# WAGO 750-880 Datum Uhrzeit stellen - Inselbetrieb



## soundmachine123 (21 Januar 2014)

Moin Jungs udn Mädels,

ich habe momentan folgendes Problem. Eine Wago 750-880 wird im Inselbetrieb, also ohne NTP-Zeitserver o.ä. betrieben.
Ich möchte gerne über die WebVisu eine Möglichkeit liefern, Datum und Uhrzeit der Steuerung zu stellen um z.B. Alarme mit korrektem zeitstempel anzuzeigen.

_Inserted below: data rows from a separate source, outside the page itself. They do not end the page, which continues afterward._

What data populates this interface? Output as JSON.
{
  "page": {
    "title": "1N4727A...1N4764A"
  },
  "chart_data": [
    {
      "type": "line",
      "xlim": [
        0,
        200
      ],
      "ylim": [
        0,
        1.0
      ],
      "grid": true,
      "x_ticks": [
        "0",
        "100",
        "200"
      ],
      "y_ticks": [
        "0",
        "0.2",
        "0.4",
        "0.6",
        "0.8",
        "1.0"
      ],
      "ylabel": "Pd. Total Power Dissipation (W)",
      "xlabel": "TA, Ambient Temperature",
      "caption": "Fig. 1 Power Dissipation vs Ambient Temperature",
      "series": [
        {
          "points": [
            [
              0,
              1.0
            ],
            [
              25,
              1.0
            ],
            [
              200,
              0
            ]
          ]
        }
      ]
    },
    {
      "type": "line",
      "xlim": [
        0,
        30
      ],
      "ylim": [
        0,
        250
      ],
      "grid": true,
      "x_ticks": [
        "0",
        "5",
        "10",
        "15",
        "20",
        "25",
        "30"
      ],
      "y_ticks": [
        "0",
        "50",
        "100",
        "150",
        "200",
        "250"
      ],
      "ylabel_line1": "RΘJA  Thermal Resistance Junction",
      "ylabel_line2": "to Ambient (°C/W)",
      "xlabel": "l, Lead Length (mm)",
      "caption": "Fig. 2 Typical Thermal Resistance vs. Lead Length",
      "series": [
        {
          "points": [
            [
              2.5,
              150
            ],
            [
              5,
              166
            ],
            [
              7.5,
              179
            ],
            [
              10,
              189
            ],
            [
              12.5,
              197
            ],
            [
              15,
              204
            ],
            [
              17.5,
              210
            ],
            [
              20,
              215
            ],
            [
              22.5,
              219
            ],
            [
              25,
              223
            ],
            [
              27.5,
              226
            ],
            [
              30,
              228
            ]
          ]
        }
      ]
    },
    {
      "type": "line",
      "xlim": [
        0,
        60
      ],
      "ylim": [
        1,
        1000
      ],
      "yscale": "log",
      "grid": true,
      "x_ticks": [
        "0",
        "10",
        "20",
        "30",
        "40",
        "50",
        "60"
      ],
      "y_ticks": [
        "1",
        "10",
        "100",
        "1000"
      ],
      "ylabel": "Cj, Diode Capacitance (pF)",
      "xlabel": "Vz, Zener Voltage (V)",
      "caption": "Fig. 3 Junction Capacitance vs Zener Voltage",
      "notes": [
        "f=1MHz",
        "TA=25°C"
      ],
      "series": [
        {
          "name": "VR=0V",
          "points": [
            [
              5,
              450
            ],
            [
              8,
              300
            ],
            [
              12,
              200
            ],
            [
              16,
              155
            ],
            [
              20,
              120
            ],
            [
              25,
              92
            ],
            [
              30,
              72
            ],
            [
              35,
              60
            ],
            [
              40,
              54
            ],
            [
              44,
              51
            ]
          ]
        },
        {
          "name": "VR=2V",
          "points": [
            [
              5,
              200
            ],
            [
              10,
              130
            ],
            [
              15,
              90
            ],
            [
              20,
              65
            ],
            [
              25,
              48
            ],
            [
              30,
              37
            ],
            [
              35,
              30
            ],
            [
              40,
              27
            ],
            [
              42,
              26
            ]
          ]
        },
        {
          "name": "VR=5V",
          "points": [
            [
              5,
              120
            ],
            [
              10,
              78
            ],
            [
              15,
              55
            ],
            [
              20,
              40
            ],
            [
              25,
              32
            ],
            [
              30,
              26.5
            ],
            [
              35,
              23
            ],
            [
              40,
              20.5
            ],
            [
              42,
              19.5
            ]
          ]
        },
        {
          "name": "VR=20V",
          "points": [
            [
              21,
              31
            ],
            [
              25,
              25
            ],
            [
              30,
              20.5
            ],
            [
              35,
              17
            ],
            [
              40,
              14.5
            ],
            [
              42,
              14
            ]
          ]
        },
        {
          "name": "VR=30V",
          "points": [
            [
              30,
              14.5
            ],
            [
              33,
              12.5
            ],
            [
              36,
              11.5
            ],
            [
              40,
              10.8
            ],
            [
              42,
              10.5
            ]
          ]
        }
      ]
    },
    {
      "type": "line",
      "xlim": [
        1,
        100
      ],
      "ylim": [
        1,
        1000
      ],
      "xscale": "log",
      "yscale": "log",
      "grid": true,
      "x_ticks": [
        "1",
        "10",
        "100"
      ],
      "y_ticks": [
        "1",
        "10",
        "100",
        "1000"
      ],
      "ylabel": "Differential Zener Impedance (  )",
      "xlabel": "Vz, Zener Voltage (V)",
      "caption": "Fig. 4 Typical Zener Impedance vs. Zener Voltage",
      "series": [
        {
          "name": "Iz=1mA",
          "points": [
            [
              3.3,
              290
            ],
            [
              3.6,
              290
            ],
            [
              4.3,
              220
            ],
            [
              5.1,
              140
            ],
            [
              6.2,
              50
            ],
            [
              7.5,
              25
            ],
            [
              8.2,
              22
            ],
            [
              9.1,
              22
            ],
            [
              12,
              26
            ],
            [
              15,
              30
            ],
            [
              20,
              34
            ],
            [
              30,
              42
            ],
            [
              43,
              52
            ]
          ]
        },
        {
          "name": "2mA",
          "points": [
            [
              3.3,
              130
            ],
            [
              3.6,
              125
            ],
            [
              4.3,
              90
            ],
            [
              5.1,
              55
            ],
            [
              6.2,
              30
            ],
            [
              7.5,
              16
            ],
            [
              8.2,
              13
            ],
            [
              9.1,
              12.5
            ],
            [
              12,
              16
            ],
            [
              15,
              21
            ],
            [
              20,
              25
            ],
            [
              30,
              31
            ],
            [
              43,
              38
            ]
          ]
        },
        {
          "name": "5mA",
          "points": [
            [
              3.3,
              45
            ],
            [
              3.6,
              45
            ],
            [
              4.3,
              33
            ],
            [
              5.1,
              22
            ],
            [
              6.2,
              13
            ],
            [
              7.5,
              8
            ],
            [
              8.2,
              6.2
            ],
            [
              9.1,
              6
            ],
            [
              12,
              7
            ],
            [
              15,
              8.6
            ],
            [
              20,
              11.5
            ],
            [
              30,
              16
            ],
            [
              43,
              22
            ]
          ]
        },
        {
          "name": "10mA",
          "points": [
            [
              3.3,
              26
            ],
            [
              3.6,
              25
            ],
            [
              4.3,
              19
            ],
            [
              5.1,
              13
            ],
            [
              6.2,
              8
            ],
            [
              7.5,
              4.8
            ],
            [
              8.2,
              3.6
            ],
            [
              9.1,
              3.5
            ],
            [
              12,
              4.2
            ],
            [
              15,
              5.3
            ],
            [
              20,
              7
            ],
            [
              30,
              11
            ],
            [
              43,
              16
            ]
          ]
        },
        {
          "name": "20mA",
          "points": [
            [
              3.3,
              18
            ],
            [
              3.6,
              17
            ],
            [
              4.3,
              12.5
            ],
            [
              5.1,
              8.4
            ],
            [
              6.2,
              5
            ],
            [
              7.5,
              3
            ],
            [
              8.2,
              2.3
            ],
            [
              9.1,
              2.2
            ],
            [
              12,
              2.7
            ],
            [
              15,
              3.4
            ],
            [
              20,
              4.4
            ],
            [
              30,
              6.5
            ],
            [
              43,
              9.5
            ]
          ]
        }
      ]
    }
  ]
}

Ich arbeite hierzu mit der Systemfunktion:
SysRtcSetTime(actRTC);
Diese erwartet als Eingabeparameter eine Variable vom Typ DT.
Das ist aber die Zeit seit 1970 in Sekunden. Wie kann ich beispeilsweise ein Struct mit dem Inhalt:

Jahr: INT
Monat : INT;
Tag : INT;
Stunde : INT
...

in den Datentyp DT überführen. Bei Siemens ganz einfach, hier noch keine Möglichkeit gefunden. Hat jemand eine Idee?


----------



## MSB (21 Januar 2014)

In der Wago Scheduler Lib gibt es in der Abteilung Conversion genau das was du suchst.
http://wago.de/service/downloads/do...t_cms_de&lang=de#appnotedetailsLibraries_BAde

Mfg
Manuel


----------